Over one hundred and fifty people in Kenmare live in condemned houses. Only four council houses have been built in the town in the past thirty four years resulting in a severe shortage of housing. As a consequence, many people have left the town while others wait in the hope of a house so that they can then marry.
Bill O'Herlihy meets some of the residents and former residents who describe the poor living conditions they have endured and their plight to find alternative housing in the town.
More than sixty houses in Kenmare have been condemned for more than twenty years. Built one hundred years ago they are appallingly inadequate by today's standards. No water, no sanitation, no electricity, nothing to cook on except an open fire. A couple of rooms and up to a pound a week in rent. Some are infested and eaten away by rats.
These houses are occupied mainly by the elderly because young people won't tolerate such primitive conditions.
Kerry County Council has sought departmental sanction on eight occasions to build on selected sites. Each time, their application was refused. Despite planning refusal, private houses have subsequently been built on some of these locations.
Much of the land around Kenmare is owned by absentee landlords and can yield £1,500 an acre.

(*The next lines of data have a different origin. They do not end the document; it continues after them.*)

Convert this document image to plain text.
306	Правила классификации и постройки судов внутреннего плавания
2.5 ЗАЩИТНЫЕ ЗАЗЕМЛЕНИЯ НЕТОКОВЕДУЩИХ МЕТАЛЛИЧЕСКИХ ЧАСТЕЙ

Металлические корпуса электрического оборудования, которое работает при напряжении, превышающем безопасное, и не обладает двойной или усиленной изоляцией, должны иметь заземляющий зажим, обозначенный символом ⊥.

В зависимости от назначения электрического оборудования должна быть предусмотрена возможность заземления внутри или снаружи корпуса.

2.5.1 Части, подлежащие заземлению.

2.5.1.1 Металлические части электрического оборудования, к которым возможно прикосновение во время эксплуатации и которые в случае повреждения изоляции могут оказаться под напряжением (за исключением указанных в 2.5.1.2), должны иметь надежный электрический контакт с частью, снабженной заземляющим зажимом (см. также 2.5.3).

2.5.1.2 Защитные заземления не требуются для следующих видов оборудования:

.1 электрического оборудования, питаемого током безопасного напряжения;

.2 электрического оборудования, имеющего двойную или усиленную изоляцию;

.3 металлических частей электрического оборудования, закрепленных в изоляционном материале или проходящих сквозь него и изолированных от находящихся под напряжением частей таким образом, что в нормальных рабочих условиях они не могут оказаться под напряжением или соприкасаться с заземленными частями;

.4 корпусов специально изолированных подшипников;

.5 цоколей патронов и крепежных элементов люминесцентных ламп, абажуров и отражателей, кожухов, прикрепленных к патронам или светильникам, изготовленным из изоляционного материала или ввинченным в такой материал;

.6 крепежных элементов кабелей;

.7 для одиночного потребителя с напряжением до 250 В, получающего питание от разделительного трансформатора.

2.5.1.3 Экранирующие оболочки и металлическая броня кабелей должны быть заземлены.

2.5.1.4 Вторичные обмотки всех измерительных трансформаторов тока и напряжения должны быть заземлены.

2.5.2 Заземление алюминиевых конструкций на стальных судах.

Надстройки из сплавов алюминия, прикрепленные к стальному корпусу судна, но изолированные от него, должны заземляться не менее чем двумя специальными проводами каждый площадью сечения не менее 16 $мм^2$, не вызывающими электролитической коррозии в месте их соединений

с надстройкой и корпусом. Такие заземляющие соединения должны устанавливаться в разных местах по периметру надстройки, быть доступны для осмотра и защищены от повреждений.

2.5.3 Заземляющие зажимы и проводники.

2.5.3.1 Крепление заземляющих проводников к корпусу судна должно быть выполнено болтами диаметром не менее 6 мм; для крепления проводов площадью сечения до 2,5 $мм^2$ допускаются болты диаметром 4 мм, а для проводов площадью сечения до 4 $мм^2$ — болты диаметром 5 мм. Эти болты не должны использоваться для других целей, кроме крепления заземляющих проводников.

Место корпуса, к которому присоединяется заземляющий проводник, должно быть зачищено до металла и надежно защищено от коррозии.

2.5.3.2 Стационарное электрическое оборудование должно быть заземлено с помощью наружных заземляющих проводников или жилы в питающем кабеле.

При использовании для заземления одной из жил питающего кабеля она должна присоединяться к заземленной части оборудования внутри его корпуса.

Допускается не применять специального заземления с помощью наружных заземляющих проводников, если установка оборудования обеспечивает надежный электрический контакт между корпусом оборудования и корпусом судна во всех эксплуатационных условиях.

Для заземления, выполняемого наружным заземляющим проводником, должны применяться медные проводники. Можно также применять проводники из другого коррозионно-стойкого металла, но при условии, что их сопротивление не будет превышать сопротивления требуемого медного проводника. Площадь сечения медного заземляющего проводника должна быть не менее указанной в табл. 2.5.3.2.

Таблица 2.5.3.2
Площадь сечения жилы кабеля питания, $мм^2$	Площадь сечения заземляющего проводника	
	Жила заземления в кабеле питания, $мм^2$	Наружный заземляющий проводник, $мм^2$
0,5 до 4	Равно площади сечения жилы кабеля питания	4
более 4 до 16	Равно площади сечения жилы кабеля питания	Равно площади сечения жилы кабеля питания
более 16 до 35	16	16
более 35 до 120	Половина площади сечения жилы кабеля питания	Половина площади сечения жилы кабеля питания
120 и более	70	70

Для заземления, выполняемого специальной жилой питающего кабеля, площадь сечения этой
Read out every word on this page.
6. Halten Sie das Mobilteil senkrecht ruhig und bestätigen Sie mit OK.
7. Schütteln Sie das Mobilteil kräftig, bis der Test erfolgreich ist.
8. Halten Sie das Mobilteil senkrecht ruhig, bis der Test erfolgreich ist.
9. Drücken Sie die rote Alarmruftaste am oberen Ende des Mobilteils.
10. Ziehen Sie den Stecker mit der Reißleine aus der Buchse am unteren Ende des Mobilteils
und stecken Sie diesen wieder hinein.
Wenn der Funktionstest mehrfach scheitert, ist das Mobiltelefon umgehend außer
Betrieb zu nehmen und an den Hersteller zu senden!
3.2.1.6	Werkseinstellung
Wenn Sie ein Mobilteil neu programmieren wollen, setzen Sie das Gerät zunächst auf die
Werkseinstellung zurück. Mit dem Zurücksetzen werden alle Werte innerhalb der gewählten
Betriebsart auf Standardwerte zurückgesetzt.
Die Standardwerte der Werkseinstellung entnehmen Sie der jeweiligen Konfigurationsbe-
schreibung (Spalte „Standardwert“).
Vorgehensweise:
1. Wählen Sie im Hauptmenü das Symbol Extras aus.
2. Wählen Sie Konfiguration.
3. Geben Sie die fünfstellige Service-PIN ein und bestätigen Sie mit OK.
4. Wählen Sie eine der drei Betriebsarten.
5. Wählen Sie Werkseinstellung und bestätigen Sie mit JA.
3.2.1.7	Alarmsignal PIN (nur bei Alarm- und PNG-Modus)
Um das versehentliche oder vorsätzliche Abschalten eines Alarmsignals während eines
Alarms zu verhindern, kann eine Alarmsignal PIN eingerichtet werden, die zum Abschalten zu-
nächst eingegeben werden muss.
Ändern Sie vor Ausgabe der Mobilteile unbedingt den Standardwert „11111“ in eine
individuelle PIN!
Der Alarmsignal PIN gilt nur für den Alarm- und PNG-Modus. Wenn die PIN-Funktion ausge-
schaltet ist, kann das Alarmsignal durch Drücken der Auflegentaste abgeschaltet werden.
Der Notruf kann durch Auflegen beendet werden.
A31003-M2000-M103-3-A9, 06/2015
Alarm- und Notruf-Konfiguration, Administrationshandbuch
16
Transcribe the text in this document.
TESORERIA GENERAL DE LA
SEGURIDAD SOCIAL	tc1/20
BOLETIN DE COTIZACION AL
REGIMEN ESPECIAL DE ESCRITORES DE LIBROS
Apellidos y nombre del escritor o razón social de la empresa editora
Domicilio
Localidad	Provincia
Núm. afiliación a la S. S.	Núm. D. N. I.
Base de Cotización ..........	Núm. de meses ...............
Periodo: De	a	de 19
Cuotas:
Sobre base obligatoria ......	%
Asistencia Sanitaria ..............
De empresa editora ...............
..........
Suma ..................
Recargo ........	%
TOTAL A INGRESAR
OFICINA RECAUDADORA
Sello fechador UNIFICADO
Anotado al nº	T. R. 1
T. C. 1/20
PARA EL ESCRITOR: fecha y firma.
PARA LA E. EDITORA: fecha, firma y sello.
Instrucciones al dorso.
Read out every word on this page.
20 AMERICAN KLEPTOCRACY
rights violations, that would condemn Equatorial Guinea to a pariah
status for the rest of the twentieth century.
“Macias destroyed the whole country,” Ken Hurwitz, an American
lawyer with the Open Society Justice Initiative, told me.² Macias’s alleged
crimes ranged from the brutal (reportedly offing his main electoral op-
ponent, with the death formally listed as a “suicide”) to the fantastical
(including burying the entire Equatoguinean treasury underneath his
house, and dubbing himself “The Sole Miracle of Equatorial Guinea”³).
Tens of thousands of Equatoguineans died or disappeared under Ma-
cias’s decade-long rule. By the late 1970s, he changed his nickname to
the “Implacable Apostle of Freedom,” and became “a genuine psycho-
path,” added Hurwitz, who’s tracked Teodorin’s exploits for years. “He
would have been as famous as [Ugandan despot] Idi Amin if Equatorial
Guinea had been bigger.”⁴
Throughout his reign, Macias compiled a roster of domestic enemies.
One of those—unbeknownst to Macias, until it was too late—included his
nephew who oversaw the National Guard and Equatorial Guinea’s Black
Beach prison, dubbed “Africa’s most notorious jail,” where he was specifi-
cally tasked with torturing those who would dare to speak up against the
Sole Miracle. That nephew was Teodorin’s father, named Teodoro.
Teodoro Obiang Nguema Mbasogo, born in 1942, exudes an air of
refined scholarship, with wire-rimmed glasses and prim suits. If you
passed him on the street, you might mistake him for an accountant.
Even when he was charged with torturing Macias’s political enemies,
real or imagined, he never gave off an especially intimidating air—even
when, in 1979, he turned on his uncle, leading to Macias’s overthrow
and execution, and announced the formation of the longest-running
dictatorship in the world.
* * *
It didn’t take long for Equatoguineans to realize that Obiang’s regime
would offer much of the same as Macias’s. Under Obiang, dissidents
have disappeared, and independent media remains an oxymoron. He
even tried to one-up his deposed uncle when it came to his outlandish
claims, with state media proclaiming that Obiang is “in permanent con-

Often, the sale land can stipulate private building only. In the late 1950s an attempt was made to for compulsory purchase orders on land, but again the application failed.
Fine Gael TD Pat O'Connor, who has been campaigning to get houses built, points the finger of responsibility at local government for the appalling situation.
The housing conditions here in Kenmare are the worst in Ireland.
This episode of 'Newsbeat' was broadcast on 19 October 1967. The reporter is Bill O'Herlihy.